Samsung Galaxy Note 7
In picture: An outdoor advertisement, promoting Samsung Electronics' Galaxy Note 7, installed atop a building is seen in central Seoul, South Korea, October 11, 2016.Reuters

Samsung on Tuesday, October 11, pulled the plug on its Galaxy Note 7 smartphone amid continued complaints of explosion in the phablet.

This means it will not only stop manufacturing the phone but also pull all Galaxy Note 7 pieces off the shelves. However, there seems to be some ambiguity on what will happen to the phones that have already been sold and are currently in use.

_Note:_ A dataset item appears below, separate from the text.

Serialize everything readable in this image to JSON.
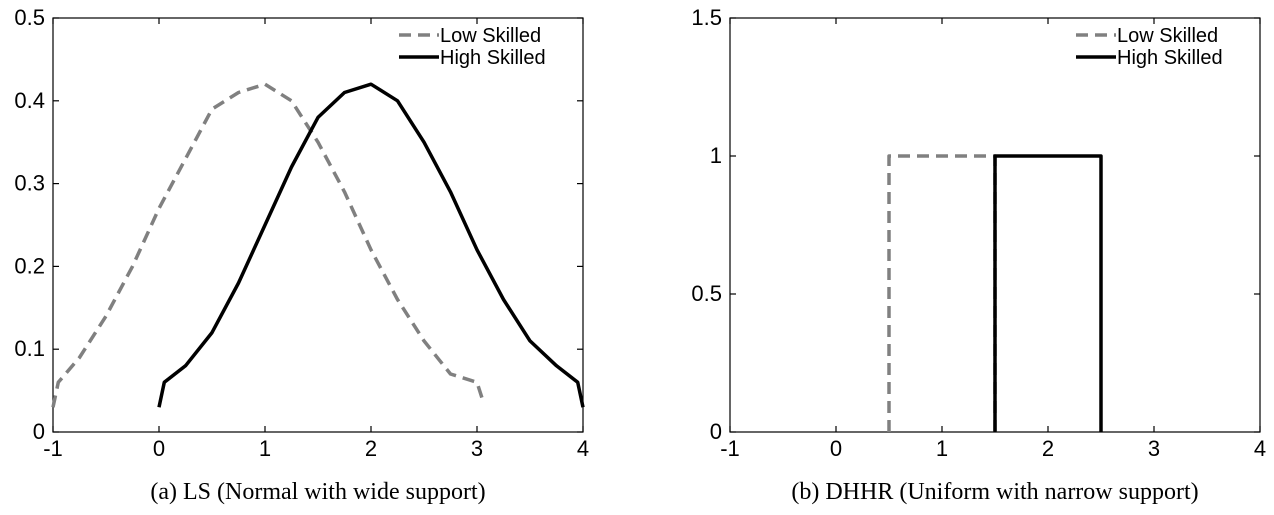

Experts believe the move to scrap the phone was propelled by the understanding that there had been enough blow back from the smartphone and the incidents surrounding it, and things could get much worse if there was any loss of life due to the phone.

The decision could cost the company both in cash and kind, because the phone had been released barely two months ago. Also, Samsung's hitherto image of a company that builds "safe" phones will also take a hit, given how even replacements to faulty original Galaxy Note 7 phones exploded.

"(We) have decided to halt production and sales of the Galaxy Note 7 in order to consider our consumers' safety first and foremost," Reuters quoted the South Korea-based firm as saying in a filing to the Seoul stock exchange.

Samsung's decision to pull Note 7 off the shelves not only raises fresh doubts about the firm's quality control but could result in huge financial and reputational costs. Analysts say a permanent end to Note 7 sales could cost Samsung up to $17 billion and tarnish its other phone products in the minds of consumers and carriers.

Meanwhile, Samsung shares have been falling heavily in the wake of the the company's earlier decisions surrounding the phone. The company is now believed to be gearing up to launch the flagship Galaxy S8 smartphone in February next year, possibly in a bid to douse the flames of the Note 7 controversy.